Monday, August 27, 2012

underground birthday


The last day of our trip was also Dan's birthday, so we made a special detour to visit a cave in southern Indiana.  Dan has a soft spot for caves, having been a guide for several years at the Cave of the Mounds in Wisconsin.  We arrived late the night before, so rather than shlepping a tent along for one night of late-night camping, we sprang for a cheap primitive cabin right at the site of Marengo Cave. It was just the ticket - a dark place to crash after driving the length of Indiana (after years of driving across Indiana and wishing - sorry but it's true - wishing it just wasn't there, we groaned that we had managed on this trip to make Indiana just that much longer to cross...).  Up at dawn, breakfast in a greasy spoon, and we were ready for the cave.

happy birthday, honey!!
 We were all in ridiculously good moods, happy to not be jumping right back in the car, giddy with the on-the-road feeling of doing what we never do on car trips, which is sight-see.  We're usually in the car for 12 hours at a time, Just. Trying. To. Get. There.


These photos are so cheesy, they crack me up.  The one above is destined for Awkward Family Photos.  Eliza's setting fires with her gaze and who knows what mischief Ani is up to...



We opted for the hour-long tour, instead of the 7-hour spelunking experience.

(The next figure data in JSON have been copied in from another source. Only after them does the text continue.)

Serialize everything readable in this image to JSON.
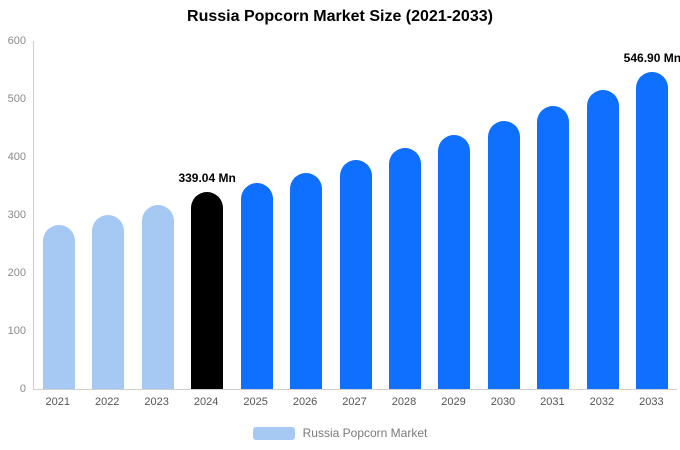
{
  "chart_data": {
    "type": "bar",
    "title": "Russia Popcorn Market Size (2021-2033)",
    "xlabel": "",
    "ylabel": "",
    "ylim": [
      0,
      600
    ],
    "yticks": [
      0,
      100,
      200,
      300,
      400,
      500,
      600
    ],
    "grid": false,
    "categories": [
      "2021",
      "2022",
      "2023",
      "2024",
      "2025",
      "2026",
      "2027",
      "2028",
      "2029",
      "2030",
      "2031",
      "2032",
      "2033"
    ],
    "values": [
      283,
      300,
      317,
      339.04,
      355,
      373,
      394,
      416,
      438,
      462,
      488,
      515,
      546.9
    ],
    "colors": [
      "#A6C9F3",
      "#A6C9F3",
      "#A6C9F3",
      "#000000",
      "#0F6FFF",
      "#0F6FFF",
      "#0F6FFF",
      "#0F6FFF",
      "#0F6FFF",
      "#0F6FFF",
      "#0F6FFF",
      "#0F6FFF",
      "#0F6FFF"
    ],
    "annotations": [
      {
        "index": 3,
        "text": "339.04 Mn"
      },
      {
        "index": 12,
        "text": "546.90 Mn"
      }
    ],
    "legend": {
      "label": "Russia Popcorn Market",
      "color": "#A6C9F3",
      "position": "bottom"
    }
  }
}
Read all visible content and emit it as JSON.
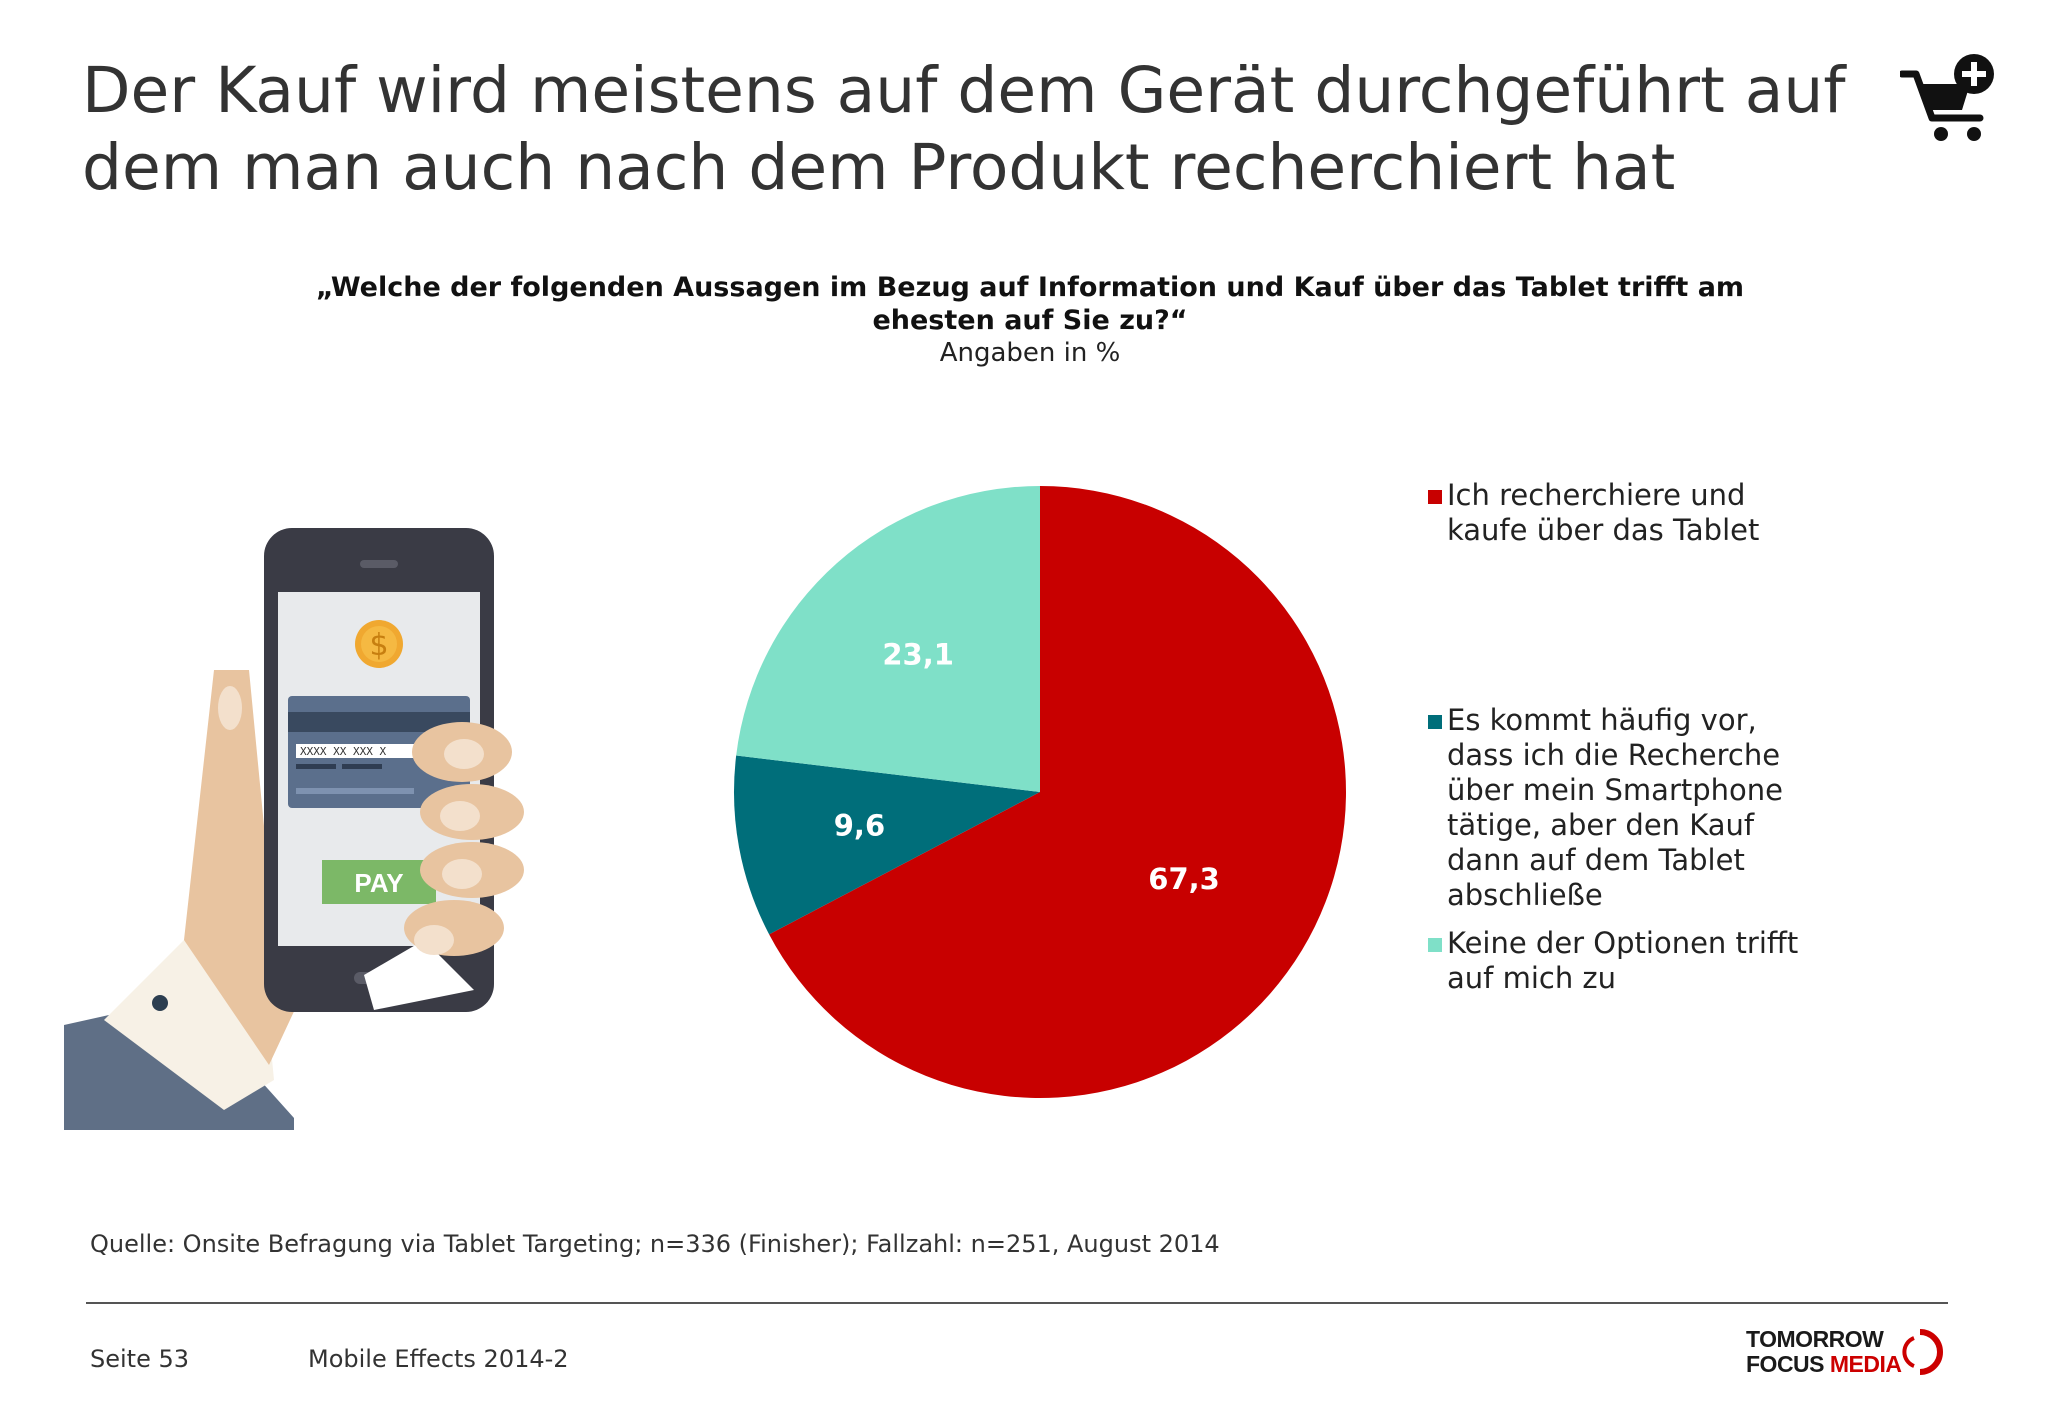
{
  "title": {
    "line1": "Der Kauf wird meistens auf dem Gerät durchgeführt auf",
    "line2": "dem man auch nach dem Produkt recherchiert hat"
  },
  "question": {
    "line1": "„Welche der folgenden Aussagen im Bezug auf Information und Kauf über das Tablet trifft am",
    "line2": "ehesten auf Sie zu?“",
    "units": "Angaben in %"
  },
  "illustration": {
    "card_number": "XXXX XX XXX X",
    "pay_label": "PAY",
    "coin_symbol": "$"
  },
  "chart_data": {
    "type": "pie",
    "title": "",
    "start_angle_deg": 0,
    "direction": "clockwise",
    "slices": [
      {
        "name": "Ich recherchiere und kaufe über das Tablet",
        "value": 67.3,
        "label": "67,3",
        "color": "#c80000"
      },
      {
        "name": "Es kommt häufig vor, dass ich die Recherche über mein Smartphone tätige, aber den Kauf dann auf dem Tablet abschließe",
        "value": 9.6,
        "label": "9,6",
        "color": "#006e7a"
      },
      {
        "name": "Keine der Optionen trifft auf mich zu",
        "value": 23.1,
        "label": "23,1",
        "color": "#7fe0c8"
      }
    ],
    "legend_position": "right"
  },
  "legend": [
    {
      "lines": [
        "Ich recherchiere und",
        "kaufe über das Tablet"
      ],
      "color": "#c80000"
    },
    {
      "lines": [
        "Es kommt häufig vor,",
        "dass ich die Recherche",
        "über mein Smartphone",
        "tätige, aber den Kauf",
        "dann auf dem Tablet",
        "abschließe"
      ],
      "color": "#006e7a"
    },
    {
      "lines": [
        "Keine der Optionen trifft",
        "auf mich zu"
      ],
      "color": "#7fe0c8"
    }
  ],
  "footer": {
    "source": "Quelle: Onsite Befragung via Tablet Targeting; n=336 (Finisher); Fallzahl: n=251, August 2014",
    "page": "Seite 53",
    "study": "Mobile Effects 2014-2",
    "logo_line1": "TOMORROW",
    "logo_line2a": "FOCUS",
    "logo_line2b": "MEDIA"
  },
  "icons": {
    "cart": "shopping-cart-add-icon"
  }
}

Ok, here comes the glut of reddish photos that are me insisting on taking photos in the dark.  It was soooo cool though, and I hoped to catch a bit of that.  I was glad Dan was along, knowing what to look for, outside of the rehearsed tour patter.




The girls' favorite part was 200 feet below the surface, where sandstone was overlaying the limestone, creating an umbrella effect, which meant less water and therefore fewer formations below.  To make this large cavern interesting, the guide encouraged us to throw pennies at the ceiling, where they would hopefully attach to a blob of mud and stick.  Apparently they've been able to raise thousands of dollars this way....hmmmm. Creative.  I didn't manage to get anything to stick.


This cave has an interesting history of being used by the community for various events:  weddings, church services, a production of the play "Oliver" by a class of 7th graders, and, my favorite, an annual square dance!  This frivolity and free use ended at the end of the seventies when people got wise to the damage a party of 300 can do to the ecology of a cave.

this is where the caller stood in the "Music Hall" for the square dances!
the pulpit for the Bishop's Sunday services
Cool formation of helagmites - they look like curly stalagmites

We had hoped to visit the nearby Wyandotte caves, but they've been closed for a couple of years, due to the spread of the white nose fungus in the bat population.  Our guide at Marengo said that as they are not a bat cave, only housing a handful of bats, they felt they weren't putting the local population at risk of the fungus.

We returned to the light, filled our water bottles up and hit the road...for home.

1 comment:

merry said...

That's awesome!!! I remember loving Mammoth Cave several years ago. Huge rooms, eerily lit causing all sorts of scary shadows! What a great way to celebrate a special birthday!!